No deal this week says Sammy Wilson as Sunak faces Tory opposition to potential deal

Prime Minister Rishi Sunak has faced pushback from the DUP and senior conservatives over a potential deal with the EU on the NI Protocol. Credit: PA Wire/PA Images

DUP MP Sammy Wilson has said he does not believe there will be a deal this week between the UK Government and the EU on the Northern Ireland Protocol.

His comments come as senior Tories have stepped up warnings to Rishi Sunak not to try to strike a Brexit deal with Brussels which is unacceptable to the DUP.

Officials have been in talks with EU counterparts over the weekend amid speculation that an agreement to resolve the problems with the Northern Ireland Protocol governing post-Brexit trading arrangements is close.

However the reports have alarmed some committed Tory Brexiteers as well as some senior figures in the DUP who fear the Government is giving too much ground to the EU.

No 10 denied suggestions the Prime Minister had been forced to delay an announcement – which had been widely expected as early as this week – amid concerns of a backlash at Westminster.

The Republic's foreign affairs minister Micheál Martin warned against playing politics with the future of Northern Ireland as he expressed hope a deal can be reached.

Mr Martin said he would be hopeful of agreement this week, but said he could not be certain that would happen. He insisted the pace of the negotiations had not slowed in recent days.

"I think what's very important is that everybody now from here on think about the people of Northern Ireland," he said.

"Not power play, not politics elsewhere. I think the people of Northern Ireland have had enough of people playing politics with their future. And, in my view, my only concern is that the people of Northern Ireland voted (in last May's Assembly election), they want their institutions (at Stormont) restored.

"People had legitimate concerns around the operation of the protocol. There's been a very sincere and substantial attempt to resolve those concerns by the UK negotiating team with the EU negotiating team. I think we should allow that to come to realisation and fruition in the coming while and we should then focus on the needs of the people."

East Antrim MP Sammy Wilson said a deal which still kept NI in the EU single market, "as ministers in the Northern Ireland Assembly we would be required by law to implement that deal and we are not going to do that because we believe such an arrangement is designed to take us out of the United Kingdom".

"Increasingly we would have to agree EU laws which diverge from UK laws and in doing so would separate our own country from the United Kingdom," he told Sky News.

An anti-Northern Ireland Protocol sign close to Larne Port Credit: Liam McBurney/PA

Mr Wilson, the DUP chief whip at Westminster, accused ministers of going into the negotiations with the EU with “an attitude of defeat” and said that he did not expect to see a deal announced this week.

“We are British and we expect to be governed by British law, not Brussels law." Mr Wilson said, adding that, "We would certainly not collaborate in administering Brussels law in our part of the United Kingdom.”
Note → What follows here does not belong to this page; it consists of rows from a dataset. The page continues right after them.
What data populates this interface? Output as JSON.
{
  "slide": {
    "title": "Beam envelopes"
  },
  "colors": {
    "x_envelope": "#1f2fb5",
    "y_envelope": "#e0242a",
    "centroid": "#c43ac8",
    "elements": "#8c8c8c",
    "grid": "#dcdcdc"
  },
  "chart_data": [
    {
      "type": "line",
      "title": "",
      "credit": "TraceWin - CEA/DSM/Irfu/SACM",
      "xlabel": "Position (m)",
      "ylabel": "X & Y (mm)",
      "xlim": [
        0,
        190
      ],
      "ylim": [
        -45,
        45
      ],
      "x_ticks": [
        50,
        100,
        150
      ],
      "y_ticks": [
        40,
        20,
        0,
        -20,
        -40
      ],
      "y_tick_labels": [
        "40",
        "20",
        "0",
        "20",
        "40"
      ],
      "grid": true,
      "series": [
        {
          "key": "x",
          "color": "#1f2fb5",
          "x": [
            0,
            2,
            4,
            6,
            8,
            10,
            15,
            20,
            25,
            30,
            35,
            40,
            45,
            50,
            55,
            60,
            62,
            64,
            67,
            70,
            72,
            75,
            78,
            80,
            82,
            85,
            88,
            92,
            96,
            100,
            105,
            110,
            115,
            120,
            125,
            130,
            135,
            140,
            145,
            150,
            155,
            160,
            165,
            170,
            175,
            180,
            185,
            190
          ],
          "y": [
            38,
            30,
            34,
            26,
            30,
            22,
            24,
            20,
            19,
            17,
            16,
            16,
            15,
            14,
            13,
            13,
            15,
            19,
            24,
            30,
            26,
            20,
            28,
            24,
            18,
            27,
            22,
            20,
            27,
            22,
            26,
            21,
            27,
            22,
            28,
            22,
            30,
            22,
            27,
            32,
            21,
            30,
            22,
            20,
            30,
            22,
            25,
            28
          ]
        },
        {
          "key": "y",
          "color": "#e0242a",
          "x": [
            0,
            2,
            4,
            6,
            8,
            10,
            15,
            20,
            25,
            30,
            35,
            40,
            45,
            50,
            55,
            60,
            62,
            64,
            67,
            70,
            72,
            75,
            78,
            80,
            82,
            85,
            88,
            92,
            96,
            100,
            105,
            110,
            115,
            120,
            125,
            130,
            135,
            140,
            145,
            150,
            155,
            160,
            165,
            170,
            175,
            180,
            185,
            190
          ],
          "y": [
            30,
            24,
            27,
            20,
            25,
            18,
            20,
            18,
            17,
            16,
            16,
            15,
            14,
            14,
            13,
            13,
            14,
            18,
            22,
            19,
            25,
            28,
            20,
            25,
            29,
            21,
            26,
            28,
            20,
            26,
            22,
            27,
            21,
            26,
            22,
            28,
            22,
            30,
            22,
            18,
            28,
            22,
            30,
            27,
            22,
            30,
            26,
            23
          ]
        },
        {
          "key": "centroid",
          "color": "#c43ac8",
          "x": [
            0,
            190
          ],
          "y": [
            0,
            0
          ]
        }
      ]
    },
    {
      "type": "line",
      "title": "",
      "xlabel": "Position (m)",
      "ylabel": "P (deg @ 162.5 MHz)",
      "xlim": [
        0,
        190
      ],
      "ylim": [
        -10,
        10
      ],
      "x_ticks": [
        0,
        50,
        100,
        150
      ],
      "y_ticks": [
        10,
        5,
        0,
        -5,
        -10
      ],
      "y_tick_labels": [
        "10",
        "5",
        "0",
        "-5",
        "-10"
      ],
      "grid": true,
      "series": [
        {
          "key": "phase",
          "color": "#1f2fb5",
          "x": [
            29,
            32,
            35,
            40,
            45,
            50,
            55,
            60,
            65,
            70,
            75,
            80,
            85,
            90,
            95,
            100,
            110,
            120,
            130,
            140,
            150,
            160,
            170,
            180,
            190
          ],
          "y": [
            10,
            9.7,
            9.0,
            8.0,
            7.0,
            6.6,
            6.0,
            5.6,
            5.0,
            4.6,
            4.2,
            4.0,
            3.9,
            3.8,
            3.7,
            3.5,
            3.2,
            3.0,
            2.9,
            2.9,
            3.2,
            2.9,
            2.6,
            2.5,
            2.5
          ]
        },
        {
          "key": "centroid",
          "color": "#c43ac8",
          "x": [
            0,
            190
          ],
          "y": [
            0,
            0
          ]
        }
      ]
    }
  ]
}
The veteran Tory Eurosceptic Sir Bernard Jenkin said that any deal which did not lead to a return to power sharing at the Stormont Assembly by the DUP – which walked out in protest at the protocol – would be “completely disastrous”.

“If it doesn’t get the support of both communities in Northern Ireland it is just going to make things worse because it will cement in place an agreement that has destroyed power sharing in Northern Ireland,” he told Times Radio.

Conservative former cabinet minister Simon Clarke has backed a call by Boris Johnson for ministers to press on with legislation enabling them to override parts of the Northern Ireland Protocol.

He said the Protocol Bill, currently paused in the House of Lords, would strengthen the hand of ministers in negotiations and could ultimately provide a better solution than a new deal with the EU.

“It is absolutely imperative tactically to give our negotiators the strongest possible hand to play with Brussels,” he told BBC Radio 4’s Today programme.

“If the perception is there that the Bill is moribund then that will, I am afraid, weaken our hand very considerably.

“We need to make sure that if a deal is struck here it is genuinely a better one than that we can achieve through our own legislation to fix the protocol.”

Mr Johnson’s intervention over the weekend – his first on Brexit since departing No 10 – has raised concerns over a potential rebellion by Eurosceptic Tory backbenchers if Mr Sunak’s changes are put to a vote in Parliament.

Some Tories quickly sided with the former prime minister, with Lord Frost – who negotiated Mr Johnson’s original Brexit deal – urging the Government to “push on with the Protocol Bill”.

However, Mr Clarke, a strong supporter of both Mr Johnson and his successor Liz Truss, denied he was trying to make trouble for Mr Sunak.

“Quite the opposite. I want to see this issue fixed. It is vital for the Conservative Party,” he said.